Then when I was nineteen, and living on my own, I began really taking a hard look at myself. I wanted to know which things were guide rails, and which things were me. And buy just in the area of sexuality. I did a lot of hard work figuring myself out. I was away from outside influences, nobody was telling me who I was, I was almost entire out of the psych system, no longer on meds that messed up my awareness of the world.

But actually evaluating my sexuality was ridiculously easy compared to other things. I took a piece of paper and folded it in half. I wrote the guys it been attracted to on one side, girls on the other.

I was generous with the guys section. I included stuff that was mostly aesthetic and attraction that today I’d see as mostly guide rails.

I came up with maybe four guys, only one of whom I’d now view as even close to legit .

The girls side, on the other hand, was full. Not just every line, but every line used three times over.

It seemed obvious now that I was only attracted to girls. And the best word I knew for that was lesbian.

But the real confirmation came when I said it to someone for the first time. I couldn’t bring myself to say lesbian. Said not straight, not bi. And all hell broke loose.

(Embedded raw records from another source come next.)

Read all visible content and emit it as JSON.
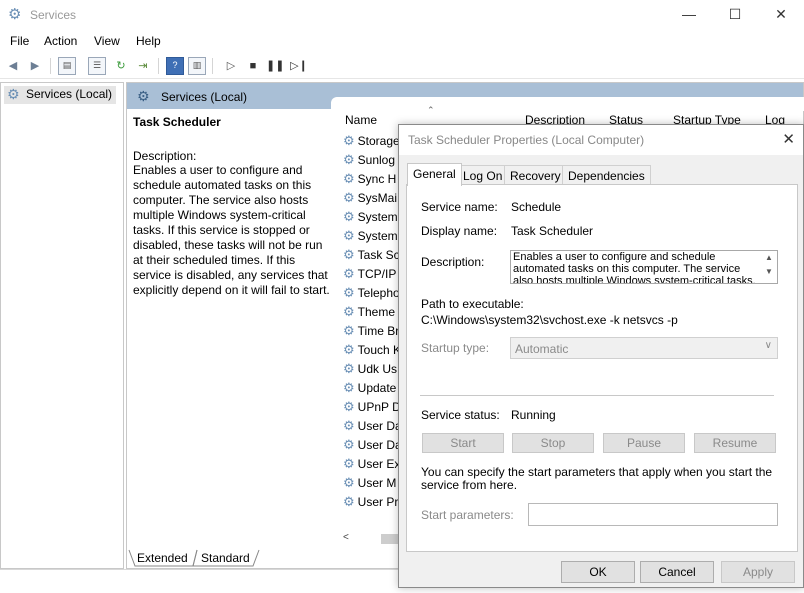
{
  "window": {
    "title": "Services",
    "controls": {
      "minimize": "—",
      "maximize": "☐",
      "close": "✕"
    }
  },
  "menu": [
    "File",
    "Action",
    "View",
    "Help"
  ],
  "toolbar": {
    "icons": [
      "back-arrow-icon",
      "forward-arrow-icon",
      "show-hide-tree-icon",
      "properties-icon",
      "refresh-icon",
      "export-list-icon",
      "help-icon",
      "show-hide-action-pane-icon",
      "play-icon",
      "stop-icon",
      "pause-icon",
      "restart-icon"
    ]
  },
  "tree": {
    "root": "Services (Local)"
  },
  "panel": {
    "header": "Services (Local)",
    "selected_service": "Task Scheduler",
    "description_label": "Description:",
    "description": "Enables a user to configure and schedule automated tasks on this computer. The service also hosts multiple Windows system-critical tasks. If this service is stopped or disabled, these tasks will not be run at their scheduled times. If this service is disabled, any services that explicitly depend on it will fail to start.",
    "columns": [
      "Name",
      "Description",
      "Status",
      "Startup Type",
      "Log"
    ],
    "services": [
      "Storage",
      "Sunlog",
      "Sync H",
      "SysMai",
      "System",
      "System",
      "Task Sc",
      "TCP/IP",
      "Telepho",
      "Theme",
      "Time Br",
      "Touch K",
      "Udk Us",
      "Update",
      "UPnP D",
      "User Da",
      "User Da",
      "User Ex",
      "User M",
      "User Pr"
    ],
    "bottom_tabs": [
      "Extended",
      "Standard"
    ]
  },
  "dialog": {
    "title": "Task Scheduler Properties (Local Computer)",
    "tabs": [
      "General",
      "Log On",
      "Recovery",
      "Dependencies"
    ],
    "service_name_label": "Service name:",
    "service_name": "Schedule",
    "display_name_label": "Display name:",
    "display_name": "Task Scheduler",
    "description_label": "Description:",
    "description": "Enables a user to configure and schedule automated tasks on this computer. The service also hosts multiple Windows system-critical tasks. If this",
    "path_label": "Path to executable:",
    "path": "C:\\Windows\\system32\\svchost.exe -k netsvcs -p",
    "startup_type_label": "Startup type:",
    "startup_type": "Automatic",
    "service_status_label": "Service status:",
    "service_status": "Running",
    "service_buttons": [
      "Start",
      "Stop",
      "Pause",
      "Resume"
    ],
    "start_params_note": "You can specify the start parameters that apply when you start the service from here.",
    "start_params_label": "Start parameters:",
    "start_params_value": "",
    "buttons": {
      "ok": "OK",
      "cancel": "Cancel",
      "apply": "Apply"
    }
  }
}
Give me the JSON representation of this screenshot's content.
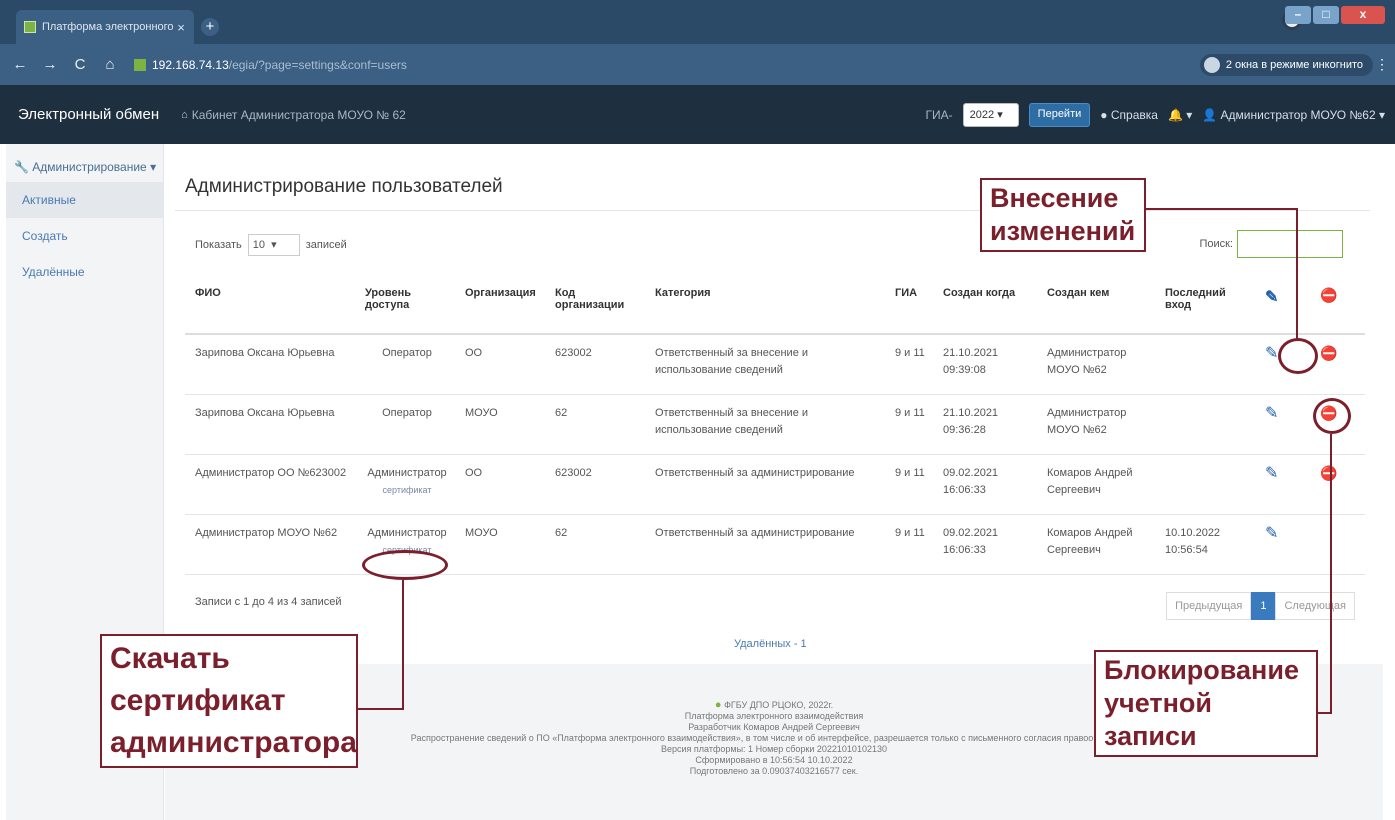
{
  "browser": {
    "tab_title": "Платформа электронного взаи",
    "tab_close": "×",
    "newtab": "+",
    "url_host": "192.168.74.13",
    "url_path": "/egia/?page=settings&conf=users",
    "incognito_label": "2 окна в режиме инкогнито",
    "window_controls": [
      "–",
      "□",
      "x"
    ]
  },
  "appnav": {
    "brand": "Электронный обмен",
    "cabinet": "Кабинет Администратора МОУО № 62",
    "gia_label": "ГИА-",
    "year": "2022",
    "go_button": "Перейти",
    "help": "Справка",
    "user": "Администратор МОУО №62"
  },
  "sidebar": {
    "section": "Администрирование",
    "items": [
      {
        "label": "Активные"
      },
      {
        "label": "Создать"
      },
      {
        "label": "Удалённые"
      }
    ]
  },
  "main": {
    "title": "Администрирование пользователей",
    "show_label": "Показать",
    "show_value": "10",
    "entries_label": "записей",
    "search_label": "Поиск:",
    "search_value": "",
    "columns": [
      "ФИО",
      "Уровень доступа",
      "Организация",
      "Код организации",
      "Категория",
      "ГИА",
      "Создан когда",
      "Создан кем",
      "Последний вход"
    ],
    "rows": [
      {
        "fio": "Зарипова Оксана Юрьевна",
        "level": "Оператор",
        "cert": "",
        "org": "ОО",
        "code": "623002",
        "category": "Ответственный за внесение и использование сведений",
        "gia": "9 и 11",
        "created": "21.10.2021 09:39:08",
        "created_by": "Администратор МОУО №62",
        "last_login": ""
      },
      {
        "fio": "Зарипова Оксана Юрьевна",
        "level": "Оператор",
        "cert": "",
        "org": "МОУО",
        "code": "62",
        "category": "Ответственный за внесение и использование сведений",
        "gia": "9 и 11",
        "created": "21.10.2021 09:36:28",
        "created_by": "Администратор МОУО №62",
        "last_login": ""
      },
      {
        "fio": "Администратор ОО №623002",
        "level": "Администратор",
        "cert": "сертификат",
        "org": "ОО",
        "code": "623002",
        "category": "Ответственный за администрирование",
        "gia": "9 и 11",
        "created": "09.02.2021 16:06:33",
        "created_by": "Комаров Андрей Сергеевич",
        "last_login": ""
      },
      {
        "fio": "Администратор МОУО №62",
        "level": "Администратор",
        "cert": "сертификат",
        "org": "МОУО",
        "code": "62",
        "category": "Ответственный за администрирование",
        "gia": "9 и 11",
        "created": "09.02.2021 16:06:33",
        "created_by": "Комаров Андрей Сергеевич",
        "last_login": "10.10.2022 10:56:54"
      }
    ],
    "info": "Записи с 1 до 4 из 4 записей",
    "prev": "Предыдущая",
    "page": "1",
    "next": "Следующая",
    "deleted": "Удалённых - 1"
  },
  "footer": {
    "line1": "ФГБУ ДПО РЦОКО, 2022г.",
    "line2": "Платформа электронного взаимодействия",
    "line3": "Разработчик Комаров Андрей Сергеевич",
    "line4": "Распространение сведений о ПО «Платформа электронного взаимодействия», в том числе и об интерфейсе, разрешается только с письменного согласия правообладателя",
    "line5": "Версия платформы: 1 Номер сборки 20221010102130",
    "line6": "Сформировано в 10:56:54 10.10.2022",
    "line7": "Подготовлено за 0.09037403216577 сек."
  },
  "callouts": {
    "edit": "Внесение изменений",
    "block": "Блокирование учетной записи",
    "download": "Скачать сертификат администратора"
  },
  "colors": {
    "accent": "#7a1f2b",
    "navbar": "#1e2f40",
    "link": "#1f5fa8",
    "active_page": "#3a7bbf"
  },
  "icons": [
    "pencil-icon",
    "block-user-icon",
    "home-icon",
    "wrench-icon",
    "bell-icon",
    "user-icon",
    "info-icon"
  ]
}
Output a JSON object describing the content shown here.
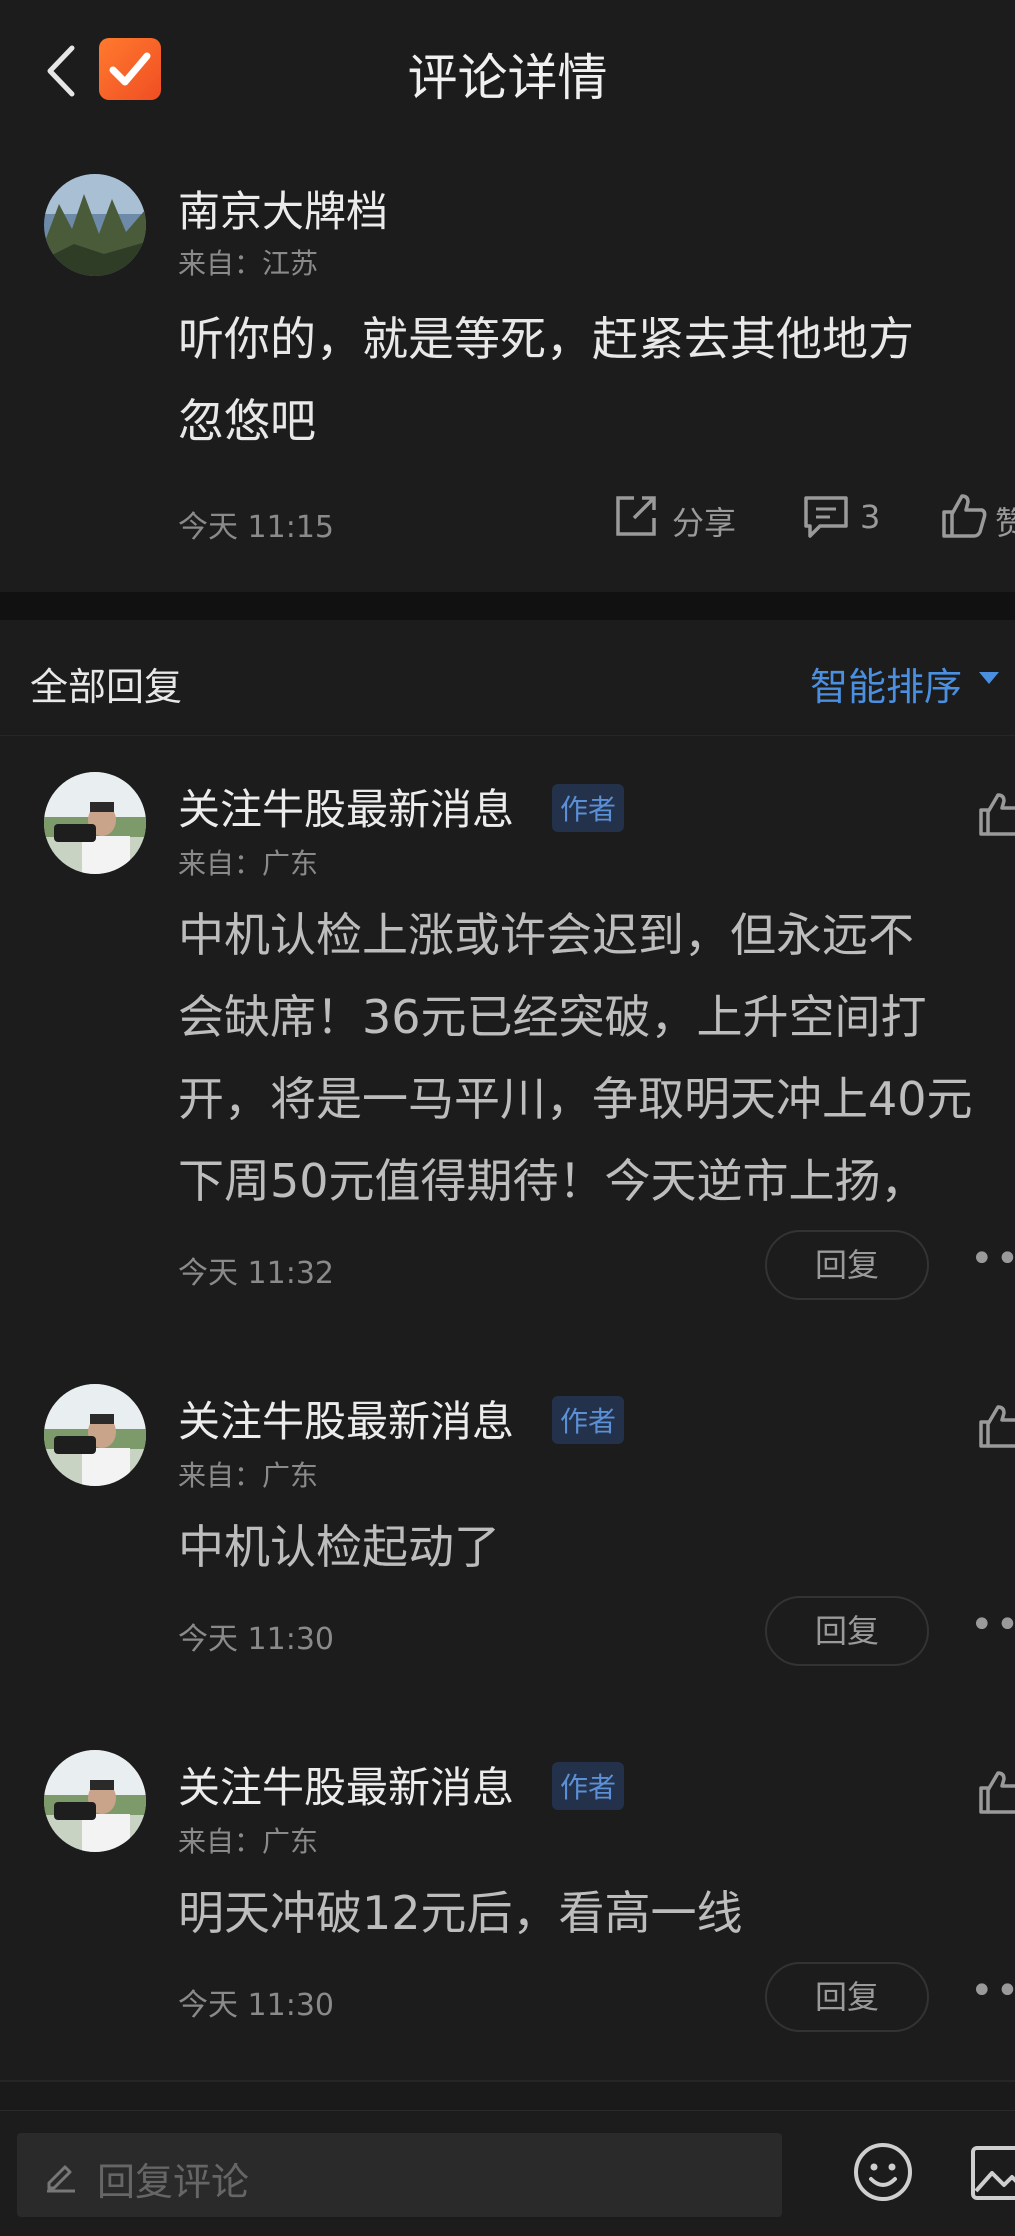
{
  "header": {
    "title": "评论详情"
  },
  "main_comment": {
    "username": "南京大牌档",
    "origin": "来自：江苏",
    "text_line1": "听你的，就是等死，赶紧去其他地方",
    "text_line2": "忽悠吧",
    "time": "今天 11:15",
    "share_label": "分享",
    "reply_count": "3",
    "like_label": "赞"
  },
  "replies_header": {
    "title": "全部回复",
    "sort_label": "智能排序"
  },
  "replies": [
    {
      "username": "关注牛股最新消息",
      "badge": "作者",
      "origin": "来自：广东",
      "lines": [
        "中机认检上涨或许会迟到，但永远不",
        "会缺席！36元已经突破，上升空间打",
        "开，将是一马平川，争取明天冲上40元",
        "下周50元值得期待！今天逆市上扬，"
      ],
      "time": "今天 11:32",
      "reply_label": "回复"
    },
    {
      "username": "关注牛股最新消息",
      "badge": "作者",
      "origin": "来自：广东",
      "lines": [
        "中机认检起动了"
      ],
      "time": "今天 11:30",
      "reply_label": "回复"
    },
    {
      "username": "关注牛股最新消息",
      "badge": "作者",
      "origin": "来自：广东",
      "lines": [
        "明天冲破12元后，看高一线"
      ],
      "time": "今天 11:30",
      "reply_label": "回复"
    }
  ],
  "bottom_bar": {
    "placeholder": "回复评论"
  },
  "icons": {
    "back": "chevron-left-icon",
    "app": "checkbox-app-icon",
    "share": "share-icon",
    "comment": "comment-icon",
    "like": "thumbs-up-icon",
    "pencil": "pencil-icon",
    "emoji": "smiley-icon",
    "image": "image-icon"
  },
  "colors": {
    "accent_blue": "#4a8fe0",
    "app_orange": "#f04e23",
    "background": "#1a1a1a"
  }
}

It was as if the guide rails had planted a time bomb in my head.   It felt like an internal explosion. I spent all night fighting back for my right to be myself, feeling shredded to pieces, dreadfully open and exposed.

It got easier.

I told my dad, and he said he already knew. He couldn’t say how. Ten years later I asked him and none of my guesses were correct. He just knew. Before I did. Somehow. He said it wasn’t my behavior towards women or men, it was just me.

So that’s why my sexual orientation was so confusing to me for awhile. There was what was going on inside me sexually, and what the world wanted me to be, and I had a really hard time telling those things apart for awhile, especially given language, cognitive, and social problems enough to make my head spin.

But I can’t even describe how amazing it finally felt to throw out all those expectations. I men initially it felt like I’d just been ripped to shreds. But the violence involved there only made me more determined to be myself. When the only way that a society or person can keep people doing what they want is by physical or psychological violence, that’s a really good reason not to go along with them.

Although caution is definitely advised because with violence goes danger. Physical violence can kill you. Psychological violence can make you kill yourself. Always know the risks and be ready, before you just jump out and defy something like that.

But for me, being who I am has eventually been my only good choice in the end. Risk or no risk.